Abstract

Sparse representation (SR)-based methods have achieved numerous successes in the fusion of hyperspectral and multispectral images (HSIs and MSIs). However, in many SR-based fusion methods, due to patch dividing, it is hard to make pixel values across boundaries of contiguous patches be exactly consistent, which limits the ability to preserve scene details. To remedy such deficiency, a fusion framework is proposed for HSIs and MSIs by using convolutional sparse representation (FCS). This novel fusion method consists of three stages: 1) the spectral dictionary is trained by the convolutional sparse dictionary learning algorithm to extract spectral information from HSIs; 2) hyperspectral and multispectral transferring matrices are estimated to map HSIs and MSIs onto the space of high-resolution hyperspectral images (HR-HSIs); and 3) we construct the convolutional sparse fusion model for HR-HSIs.

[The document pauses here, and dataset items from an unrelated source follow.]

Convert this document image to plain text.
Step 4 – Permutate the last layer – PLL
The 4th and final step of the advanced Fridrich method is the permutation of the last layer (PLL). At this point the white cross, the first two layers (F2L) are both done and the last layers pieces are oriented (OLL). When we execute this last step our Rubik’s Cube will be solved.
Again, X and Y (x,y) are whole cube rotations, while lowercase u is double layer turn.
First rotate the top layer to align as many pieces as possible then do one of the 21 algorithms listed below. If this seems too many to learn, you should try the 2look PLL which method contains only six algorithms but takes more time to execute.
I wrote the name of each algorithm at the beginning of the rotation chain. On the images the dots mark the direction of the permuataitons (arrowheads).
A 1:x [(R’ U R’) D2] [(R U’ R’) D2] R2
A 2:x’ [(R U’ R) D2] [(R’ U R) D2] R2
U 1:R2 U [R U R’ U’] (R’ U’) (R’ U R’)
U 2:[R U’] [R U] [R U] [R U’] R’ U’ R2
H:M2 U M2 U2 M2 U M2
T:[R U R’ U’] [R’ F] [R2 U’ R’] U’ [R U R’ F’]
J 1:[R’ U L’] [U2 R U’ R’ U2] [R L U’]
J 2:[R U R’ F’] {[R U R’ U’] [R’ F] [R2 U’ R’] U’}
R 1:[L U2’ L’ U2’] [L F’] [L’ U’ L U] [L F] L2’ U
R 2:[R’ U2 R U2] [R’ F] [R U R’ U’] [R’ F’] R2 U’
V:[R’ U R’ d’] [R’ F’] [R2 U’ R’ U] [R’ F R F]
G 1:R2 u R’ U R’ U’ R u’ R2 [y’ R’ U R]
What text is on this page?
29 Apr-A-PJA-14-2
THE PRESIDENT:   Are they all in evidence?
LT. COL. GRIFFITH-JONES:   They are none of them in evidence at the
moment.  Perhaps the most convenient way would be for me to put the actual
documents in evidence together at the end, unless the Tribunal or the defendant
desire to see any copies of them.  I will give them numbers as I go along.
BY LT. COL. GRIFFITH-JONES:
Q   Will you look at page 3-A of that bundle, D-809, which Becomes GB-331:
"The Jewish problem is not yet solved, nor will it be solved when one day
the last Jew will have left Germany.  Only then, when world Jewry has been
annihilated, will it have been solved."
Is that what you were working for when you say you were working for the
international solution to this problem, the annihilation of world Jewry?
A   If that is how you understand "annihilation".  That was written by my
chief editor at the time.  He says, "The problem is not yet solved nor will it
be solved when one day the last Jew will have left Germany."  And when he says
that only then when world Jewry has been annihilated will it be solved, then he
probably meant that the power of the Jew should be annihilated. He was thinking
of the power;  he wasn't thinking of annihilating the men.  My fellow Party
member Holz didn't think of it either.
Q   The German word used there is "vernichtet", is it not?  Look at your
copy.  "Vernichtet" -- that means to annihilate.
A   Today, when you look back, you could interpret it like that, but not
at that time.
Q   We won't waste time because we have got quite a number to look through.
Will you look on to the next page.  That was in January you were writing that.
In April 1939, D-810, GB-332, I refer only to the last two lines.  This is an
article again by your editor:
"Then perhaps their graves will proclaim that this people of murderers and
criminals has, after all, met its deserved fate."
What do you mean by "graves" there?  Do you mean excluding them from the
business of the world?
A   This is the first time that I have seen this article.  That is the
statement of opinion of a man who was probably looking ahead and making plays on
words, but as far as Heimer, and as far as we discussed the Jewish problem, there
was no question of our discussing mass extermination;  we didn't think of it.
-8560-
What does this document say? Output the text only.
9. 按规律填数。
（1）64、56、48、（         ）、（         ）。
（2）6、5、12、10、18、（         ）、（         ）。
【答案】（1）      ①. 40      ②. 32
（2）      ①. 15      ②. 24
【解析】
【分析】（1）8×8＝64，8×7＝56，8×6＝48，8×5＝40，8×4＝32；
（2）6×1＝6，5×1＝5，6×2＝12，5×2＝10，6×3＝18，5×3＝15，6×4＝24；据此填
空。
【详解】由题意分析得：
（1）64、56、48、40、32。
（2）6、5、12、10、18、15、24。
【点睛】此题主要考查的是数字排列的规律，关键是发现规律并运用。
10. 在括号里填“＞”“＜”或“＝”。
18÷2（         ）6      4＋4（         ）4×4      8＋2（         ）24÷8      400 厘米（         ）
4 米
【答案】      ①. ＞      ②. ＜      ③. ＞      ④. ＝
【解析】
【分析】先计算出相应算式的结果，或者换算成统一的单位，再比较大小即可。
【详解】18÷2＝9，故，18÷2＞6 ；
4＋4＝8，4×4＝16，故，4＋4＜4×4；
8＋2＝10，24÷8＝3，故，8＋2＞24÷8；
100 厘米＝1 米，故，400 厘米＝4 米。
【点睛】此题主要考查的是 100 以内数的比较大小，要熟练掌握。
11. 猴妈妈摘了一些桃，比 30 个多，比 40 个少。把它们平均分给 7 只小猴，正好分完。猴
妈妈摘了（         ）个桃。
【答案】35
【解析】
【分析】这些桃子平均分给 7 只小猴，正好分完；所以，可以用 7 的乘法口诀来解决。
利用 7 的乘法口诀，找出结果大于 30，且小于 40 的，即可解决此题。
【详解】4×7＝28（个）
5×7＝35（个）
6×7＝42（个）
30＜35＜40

Different from those traditional patch-based SR fusion methods, the FCS method focuses on the whole images instead of dividing patches, which can suppress the limitation of scene detail preservation caused by sparse coding on independent patches. Also, it belongs to a kind of online learning without lots of training samples. The Pavia dataset and the Paris dataset are used to evaluate the performance of our method. Experimental results indicate that the FCS method achieves much fusion performance compared with commonly used and state-of-the-art algorithms.